Jaime Oliver

Personal information
- Nationality: Spanish
- Born: 1 August 1927 Santa Maria del Camí, Mallorca, Spain
- Died: 1998 (aged 70–71) Santa Maria del Camí, Mallorca, Spain

Sport
- Sport: Boxing

= Jaime Oliver =

Spanish boxer (1927–1998)

Jaume "Jim" Oliver Frontera (1 August 1927 – 1998), also known by his Spanish name Jaime Oliver Frontera, was a Spanish boxer and professional wrestler. He would start his training in a gym and would compete for Spain in men's boxing at the 1948 Summer Olympics. There, he would be the first Mallorcan boxer to compete at the Olympic Games but would be defeated in the first round of the men's middleweight event. He would later become a professional in the sport but would switch to wrestling.
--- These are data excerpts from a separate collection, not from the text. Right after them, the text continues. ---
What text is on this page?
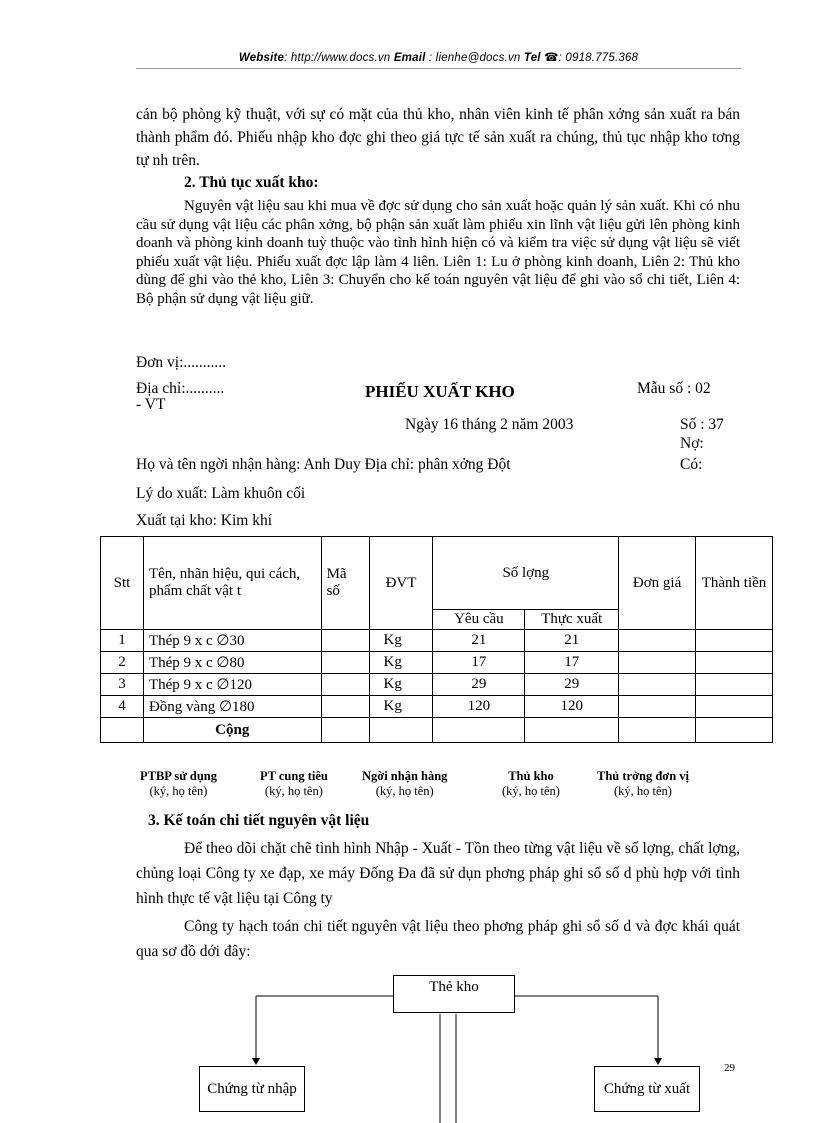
Website: http://www.docs.vn Email : lienhe@docs.vn Tel ☎: 0918.775.368
cán bộ phòng kỹ thuật, với sự có mặt của thủ kho, nhân viên kinh tế phân xởng sản xuất ra bán thành phẩm đó. Phiếu nhập kho đợc ghi theo giá tực tế sản xuất ra chúng, thủ tục nhập kho tơng tự nh trên.
2. Thủ tục xuất kho:
Nguyên vật liệu sau khi mua về đợc sử dụng cho sản xuất hoặc quản lý sản xuất. Khi có nhu cầu sử dụng vật liệu các phân xởng, bộ phận sản xuất làm phiếu xin lĩnh vật liệu gửi lên phòng kinh doanh và phòng kinh doanh tuỳ thuộc vào tình hình hiện có và kiểm tra việc sử dụng vật liệu sẽ viết phiếu xuất vật liệu. Phiếu xuất đợc lập làm 4 liên. Liên 1: Lu ở phòng kinh doanh, Liên 2: Thủ kho dùng để ghi vào thẻ kho, Liên 3: Chuyển cho kế toán nguyên vật liệu để ghi vào sổ chi tiết, Liên 4: Bộ phận sử dụng vật liệu giữ.
Đơn vị:...........
Địa chỉ:..........
- VT
PHIẾU XUẤT KHO	Mẫu số : 02
Ngày 16 tháng 2 năm 2003	Số : 37
Nợ:
Có:
Họ và tên ngời nhận hàng: Anh Duy Địa chỉ: phân xởng Đột
Lý do xuất: Làm khuôn cối
Xuất tại kho: Kim khí
Stt	Tên, nhãn hiệu, qui cách, phẩm chất vật t	Mã số	ĐVT	Số lợng		Đơn giá	Thành tiền
				Yêu cầu	Thực xuất		
1	Thép 9 x c ∅30		Kg	21	21		
2	Thép 9 x c ∅80		Kg	17	17		
3	Thép 9 x c ∅120		Kg	29	29		
4	Đồng vàng ∅180		Kg	120	120		
	Cộng						
PTBP sử dụng
(ký, họ tên)
PT cung tiêu
(ký, họ tên)
Ngời nhận hàng
(ký, họ tên)
Thủ kho
(ký, họ tên)
Thủ trởng đơn vị
(ký, họ tên)
3. Kế toán chi tiết nguyên vật liệu
Để theo dõi chặt chẽ tình hình Nhập - Xuất - Tồn theo từng vật liệu về số lợng, chất lợng, chủng loại Công ty xe đạp, xe máy Đống Đa đã sử dụn phơng pháp ghi sổ số d phù hợp với tình hình thực tế vật liệu tại Công ty
Công ty hạch toán chi tiết nguyên vật liệu theo phơng pháp ghi sổ số d và đợc khái quát qua sơ đồ dới đây:
Thẻ kho
Chứng từ nhập	Chứng từ xuất
29
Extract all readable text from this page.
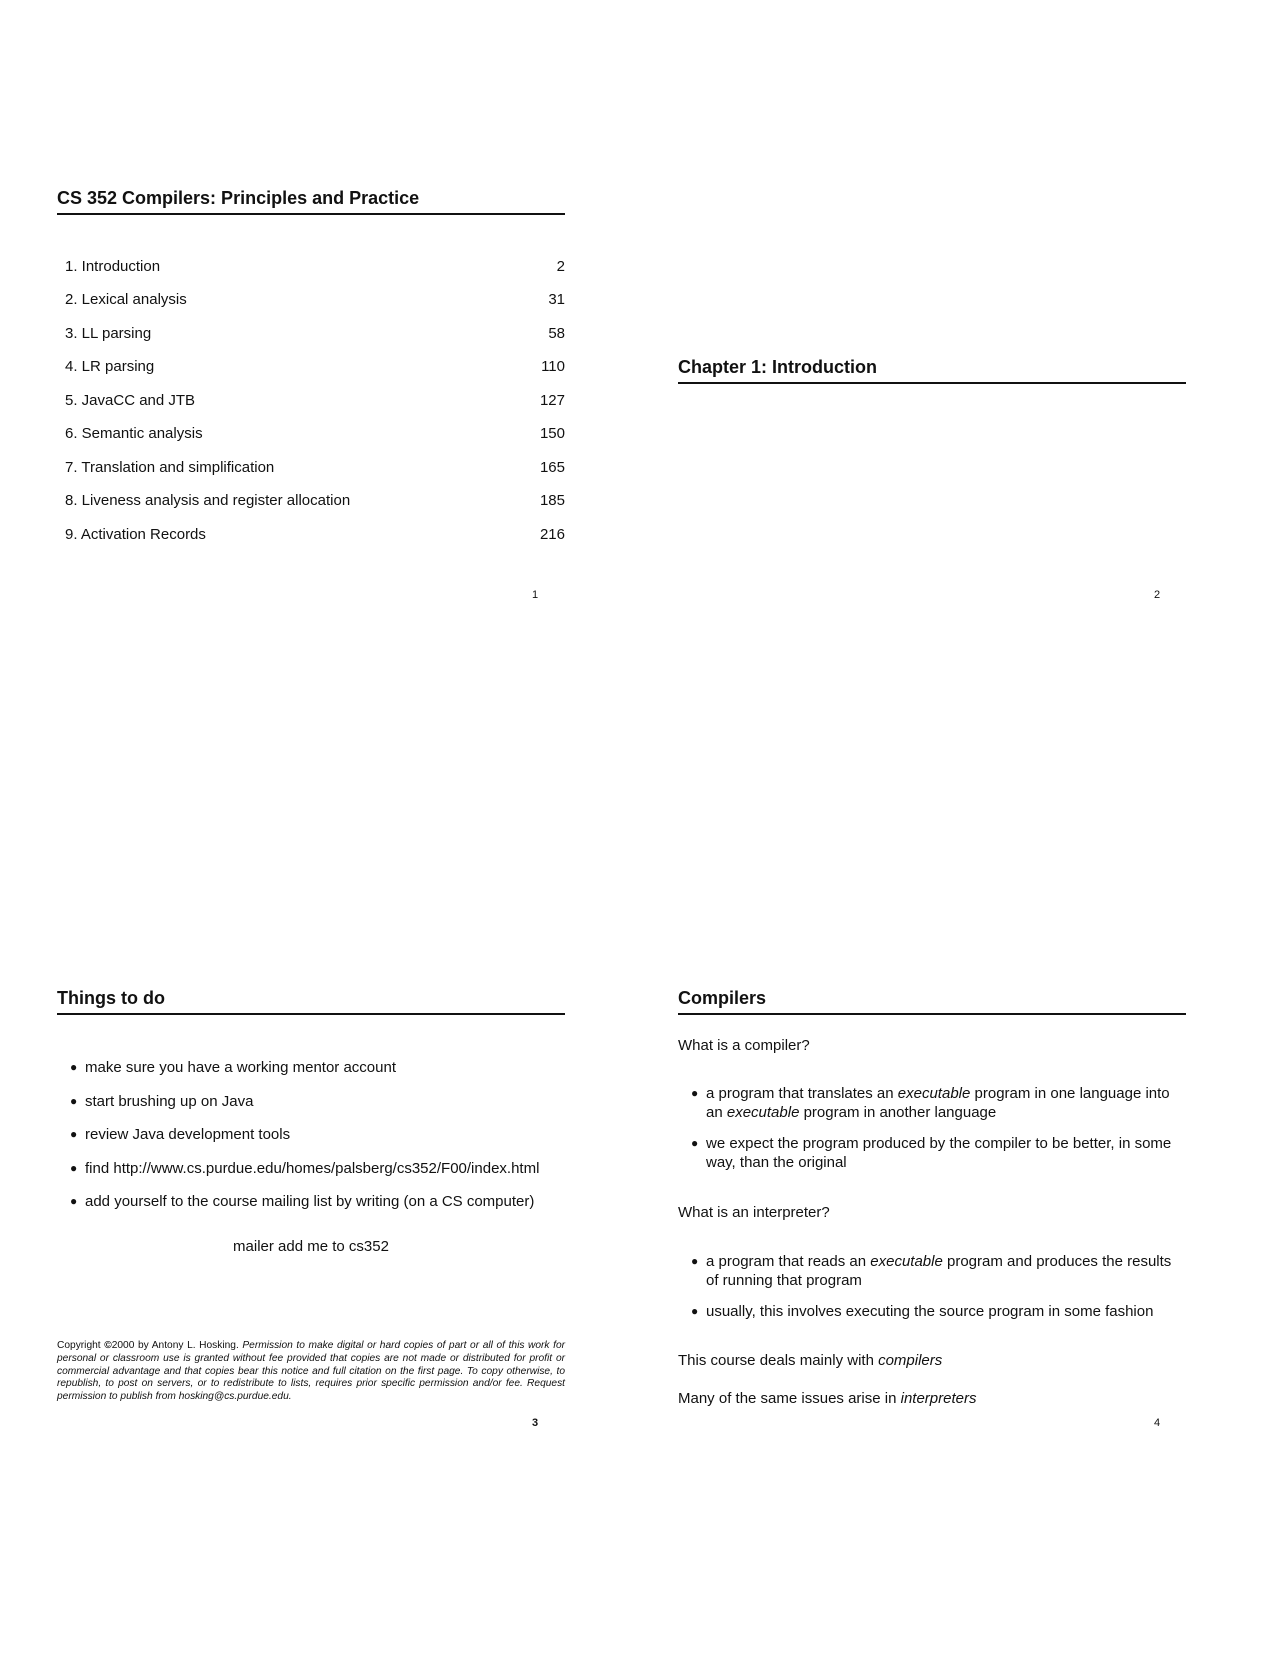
CS 352 Compilers: Principles and Practice
1. Introduction	2
2. Lexical analysis	31
3. LL parsing	58
4. LR parsing	110
5. JavaCC and JTB	127
6. Semantic analysis	150
7. Translation and simplification	165
8. Liveness analysis and register allocation	185
9. Activation Records	216
1
Chapter 1: Introduction
2
Things to do
● make sure you have a working mentor account
● start brushing up on Java
● review Java development tools
● find http://www.cs.purdue.edu/homes/palsberg/cs352/F00/index.html
● add yourself to the course mailing list by writing (on a CS computer)
mailer add me to cs352
Copyright ©2000 by Antony L. Hosking. Permission to make digital or hard copies of part or all of this work for personal or classroom use is granted without fee provided that copies are not made or distributed for profit or commercial advantage and that copies bear this notice and full citation on the first page. To copy otherwise, to republish, to post on servers, or to redistribute to lists, requires prior specific permission and/or fee. Request permission to publish from hosking@cs.purdue.edu.
3
Compilers
What is a compiler?
● a program that translates an executable program in one language into
an executable program in another language
● we expect the program produced by the compiler to be better, in some
way, than the original
What is an interpreter?
● a program that reads an executable program and produces the results
of running that program
● usually, this involves executing the source program in some fashion
This course deals mainly with compilers
Many of the same issues arise in interpreters
4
A year after starting wrestling, he would become the European mid-heavyweight champion. Frontera would be banned from wrestling in Spain after he had attacked a referee but would continue to wrestle outside of the country. He would retire from sport in 1964 and occasionally acted in movies that featured wrestling.
==Biography==
Jaume "Jim" Oliver Frontera was born on 1 August 1927 in Santa Maria del Camí in Mallorca. His brother Toni was a wrestler, becoming the European light-weight champion on one occasion. Prior to his sporting career, Frontera would train at the Gimnasio Baleares owned by Jaume Ferrer. He would compete at the 1948 Summer Olympics in London, Great Britain, representing Spain in men's boxing. There, he would be the first Mallorcan boxer to compete at the Olympic Games.

He would compete in the first round of the men's middleweight event on 7 August. There, he would be defeated by Moustafa Fahim of Egypt after the referee stopped the contest as the referee had determined Frontera could not continue the match. He would place equal seventeenth overall out of the 25 competitors that competed in the event. After the 1948 Summer Games, Frontera would become a professional boxer but would turn to wrestling in 1951 as he did not succeed during his professional career as a boxer.

A year after starting the sport, he would become the European mid-heavyweight champion upon defeating wrestler Jose “Iron Man” Tarres. The following year, he would attack a referee which resulted in the referee losing six teeth. Due to this, Frontera would be banned from wrestling in the nation but would compete in other places such as Paris and London. He would retire in 1964 and became a businessman and aviator, also acting in films that featured wrestling. Frontera would later die in 1998 in Santa Maria del Camí.